TCP is a stream protocol. You cannot assume that the 'packets' you Send() are going to be delivered and received in tact. At the transmitting end, the Nagle algorithm tries to combine the data that was written in separate Send() calls to optimize delivery of the data. At the receiving end you'll Read() what is stored in the TCP buffer. If will be a combination of the transmitted packets if there's any delay. This is further complicated by the routers in between the transmitter and receiver, they are allowed to fragment an IP packet, turning a large one into multiple small ones, to accommodate the transmission channel's maximum packet size (MTU).
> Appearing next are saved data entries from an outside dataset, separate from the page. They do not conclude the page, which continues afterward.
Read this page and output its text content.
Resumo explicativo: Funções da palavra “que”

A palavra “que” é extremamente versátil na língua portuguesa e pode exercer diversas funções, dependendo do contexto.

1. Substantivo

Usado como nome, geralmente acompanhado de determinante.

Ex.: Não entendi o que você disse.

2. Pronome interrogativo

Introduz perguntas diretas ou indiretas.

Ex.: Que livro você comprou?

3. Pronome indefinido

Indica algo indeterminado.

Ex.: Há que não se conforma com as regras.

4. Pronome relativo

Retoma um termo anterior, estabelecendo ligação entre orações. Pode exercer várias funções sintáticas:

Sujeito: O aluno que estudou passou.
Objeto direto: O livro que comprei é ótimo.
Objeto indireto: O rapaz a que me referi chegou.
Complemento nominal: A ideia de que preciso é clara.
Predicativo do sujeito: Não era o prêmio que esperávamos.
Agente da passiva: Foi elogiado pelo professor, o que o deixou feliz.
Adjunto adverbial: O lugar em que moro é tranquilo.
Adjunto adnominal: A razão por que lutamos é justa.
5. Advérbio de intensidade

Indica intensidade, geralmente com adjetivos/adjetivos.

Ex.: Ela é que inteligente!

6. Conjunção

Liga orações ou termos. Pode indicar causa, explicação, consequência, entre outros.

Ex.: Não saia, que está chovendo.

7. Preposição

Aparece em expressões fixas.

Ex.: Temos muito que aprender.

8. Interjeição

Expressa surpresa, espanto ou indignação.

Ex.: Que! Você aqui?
In other words, there is no reliable way to ensure that the packets are delivered the way they were sent. A simple workaround for this is first transmitting the size of the packet. At the receiving end you first read that size, then know how to count off the received bytes to reconstruct the packet.

回答2:

I am not sure if this is your problem and I am working off of a vague memory from yesteryear so please excuse the vagueness.

I seem to remember that Socket.Select() would return indicating it has zero data to read if the stream has an error. You may want to try passing a copy of the stream list in to the error list parameter and see if you get any in error.

Your code appears to be sending to the same socket regardless of what is in writelist. I would modify it to operate on the writelist even if you only have a single socket. Otherwise you'll be attempting to send to a socket even if it has not necessarily indicated it is ready for data yet (i.e. if the Socket.Select() is returning for some other reason, such as my hunch above). This may cause the write operation to block and may be the cause of the delay you are witnessing if you are operating with more than one socket.

Finally, you can break out of your readyToWrite loop as soon as the flag is set. Better still you can recode this as:

bool readyToWrite = writelist.Any();

But I would still suggest you replace this with a foreach loop on writelist:

foreach (Socket sock in writelist)
{
    // do stuff
}

回答3:

That's nicely odd. Please consider using WireShark to trace the messages and see where they're going. Unless I'm missing something obvious, I find it difficult to understand why the messages believe that they were received but really haven't. Could the client be waiting?

try int.MaxValue instead of 120000000

回答4:

What does your client code look like?

Normally, I'd say that since you are running you are only sending messages locally the behavior you are seeing is almost definitely caused by Nagle's Algorithm, but setting the NoDelay property disables that.